Air inlet temp high 35C

Started by qx_1789, Jun 29, 2022, 11:00 AM

Previous topic - Next topic

qx_1789Topic starter

I've encountered this problem twice this year. In February, for three weeks, the inlet air temperature suddenly rose to 35C, which took a week of emails and communication to resolve.
Finally, it returned to its normal temperature of 22C. But now, after two weeks, it has risen again to 33C. Either the A/C in the server room is turned off or malfunctioning, or my server is receiving hot air from another device. Is anyone else in the LA location facing the same problem?


When we were a customer there, we faced some problems in the past. The router temperatures were extremely high, and I think they only placed a large fan in front of our rack to resolve the issue. In my opinion, the building is not suitable for a data center.

Although the company was generally good, we had to switch to another provider after experiencing several outages. You may want to consider their new data center, which could be better since it's located in a newer building.


Typically, colocation providers will only guarantee the air temperature in the cold aisle of the data center. Inside the cabinets is the customer's responsibility, which can become complicated, especially when using shared cabinets. If the temperature inside the cabinet is too high while the rest of the facility is well-maintained, it usually means one of several things:

1. The cabinet setup is not properly organized, with gear blocking the airflow in the rear, or incorrect installation by customers, allowing hot air to escape into the cold aisle.
2. The physical design of the cabinet is problematic, such as running servers inside cabinets with plexiglass or solid rear doors when there are limited chimney exhaust systems.
3. The cabinet's electrical capacity is oversold, with more power sold to a cabinet without considering the limitations of airflow through the door perforations.
4. Lack of proper airflow management inside the cabinet, such as strip brushes to stop in-cabinet recirculation, and blanking panels in open rack units.
5. Someone is obstructing the cabinet's airflow, by placing objects in front of or behind the cabinet.

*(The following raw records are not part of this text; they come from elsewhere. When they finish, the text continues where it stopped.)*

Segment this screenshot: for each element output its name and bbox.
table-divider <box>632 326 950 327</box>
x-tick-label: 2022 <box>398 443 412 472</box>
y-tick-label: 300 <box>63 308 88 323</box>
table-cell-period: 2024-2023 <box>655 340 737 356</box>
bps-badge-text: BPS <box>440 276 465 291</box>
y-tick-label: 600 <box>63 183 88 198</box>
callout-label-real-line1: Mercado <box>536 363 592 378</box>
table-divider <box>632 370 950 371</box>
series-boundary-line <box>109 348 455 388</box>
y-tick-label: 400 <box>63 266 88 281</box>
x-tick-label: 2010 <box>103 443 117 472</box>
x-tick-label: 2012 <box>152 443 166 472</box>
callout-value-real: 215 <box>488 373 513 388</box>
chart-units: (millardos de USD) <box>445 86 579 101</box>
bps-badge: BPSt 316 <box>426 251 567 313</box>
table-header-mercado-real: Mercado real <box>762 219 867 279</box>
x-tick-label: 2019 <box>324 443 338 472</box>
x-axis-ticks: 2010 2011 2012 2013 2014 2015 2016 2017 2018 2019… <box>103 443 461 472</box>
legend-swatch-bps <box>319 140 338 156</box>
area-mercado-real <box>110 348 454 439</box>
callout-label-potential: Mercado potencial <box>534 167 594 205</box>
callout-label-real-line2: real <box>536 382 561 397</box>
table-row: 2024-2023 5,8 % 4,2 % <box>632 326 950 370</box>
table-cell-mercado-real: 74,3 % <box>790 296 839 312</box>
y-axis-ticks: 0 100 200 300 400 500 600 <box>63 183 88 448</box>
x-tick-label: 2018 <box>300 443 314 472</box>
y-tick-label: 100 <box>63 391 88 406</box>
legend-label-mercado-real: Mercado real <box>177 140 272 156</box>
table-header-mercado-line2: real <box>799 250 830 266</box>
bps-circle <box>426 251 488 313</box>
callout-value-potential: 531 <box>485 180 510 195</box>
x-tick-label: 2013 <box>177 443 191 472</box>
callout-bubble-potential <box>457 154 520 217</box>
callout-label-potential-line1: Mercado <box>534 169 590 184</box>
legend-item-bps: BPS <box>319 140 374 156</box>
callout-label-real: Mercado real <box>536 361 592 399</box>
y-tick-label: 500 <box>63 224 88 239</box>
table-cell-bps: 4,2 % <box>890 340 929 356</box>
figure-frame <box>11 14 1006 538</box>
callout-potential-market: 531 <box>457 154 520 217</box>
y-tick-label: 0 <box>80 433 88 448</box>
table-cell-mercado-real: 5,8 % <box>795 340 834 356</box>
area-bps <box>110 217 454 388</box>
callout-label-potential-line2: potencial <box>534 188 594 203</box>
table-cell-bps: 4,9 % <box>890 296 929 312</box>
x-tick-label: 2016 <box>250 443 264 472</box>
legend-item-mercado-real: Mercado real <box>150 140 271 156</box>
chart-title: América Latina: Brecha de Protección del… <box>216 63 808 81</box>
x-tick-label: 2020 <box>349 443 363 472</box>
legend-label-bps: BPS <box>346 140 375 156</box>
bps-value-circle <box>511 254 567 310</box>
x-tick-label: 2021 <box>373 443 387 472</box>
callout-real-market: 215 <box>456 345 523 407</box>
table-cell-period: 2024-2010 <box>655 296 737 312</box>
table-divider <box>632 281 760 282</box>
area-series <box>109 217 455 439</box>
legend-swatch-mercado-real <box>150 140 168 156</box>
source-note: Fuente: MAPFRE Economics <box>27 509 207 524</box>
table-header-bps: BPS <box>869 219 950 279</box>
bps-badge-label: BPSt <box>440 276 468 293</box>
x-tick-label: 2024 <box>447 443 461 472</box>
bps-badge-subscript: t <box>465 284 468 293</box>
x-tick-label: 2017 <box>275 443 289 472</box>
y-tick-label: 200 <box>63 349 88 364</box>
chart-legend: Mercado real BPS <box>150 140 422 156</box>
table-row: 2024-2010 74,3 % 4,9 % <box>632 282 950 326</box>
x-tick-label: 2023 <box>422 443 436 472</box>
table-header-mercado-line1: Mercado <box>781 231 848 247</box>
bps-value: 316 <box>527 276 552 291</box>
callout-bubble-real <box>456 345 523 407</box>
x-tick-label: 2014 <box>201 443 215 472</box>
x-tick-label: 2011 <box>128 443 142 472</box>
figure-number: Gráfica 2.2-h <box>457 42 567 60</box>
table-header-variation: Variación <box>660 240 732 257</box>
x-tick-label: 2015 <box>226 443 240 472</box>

Based on the information provided, it seems like this is a shared cabinet, and not enough effort is being put into monitoring what's happening inside it. The best way to confirm this is to visit the site directly during an event or request pictures or video call.


QuadraNet is a web hosting and cluster management solutions provider based in the USA, established in 2001. They are PCI compliant, and their website is available in English and Chinese.

Their hosting solutions include dedicated servers, cloud hosting, and collocation services. Cloud hosting plans are scalable and provide up to 1000GB of bandwidth. They also offer Linux and Windows OS options and users can easily manage their servers with a customizable interface that includes built-in management tools.

Dedicated servers come in various configurations, such as single-socket servers, dual-socket servers, or dual Xeon E5-2620v4 servers, all with redundant UPSs and ATSs. They offer 10TB data traffic, DDoS protection, 100 Mbps port speed, and are easy to upgrade.

QuadraNet offers regular pricing, but unfortunately, they do not provide a money-back guarantee. They promise 100% uptime and 99.999% network uptime backed by SLAs, and crediting accounts in any event of server downtime.

The company is located in Tarzan, California (USA), with a full-service data center in the LA Telecom Center building since 2004, and host servers in other US locations. Customers can contact technical support through multiple channels, including phone, email, live chat, and contact form, and QuadraNet is active on social media platforms.

They have their own control panel, but customers can opt for cPanel or DirectAdmin at an additional setup fee. Overall, QuadraNet provides high-quality servers running on corporate hardware, making them a reliable and trusted hosting provider.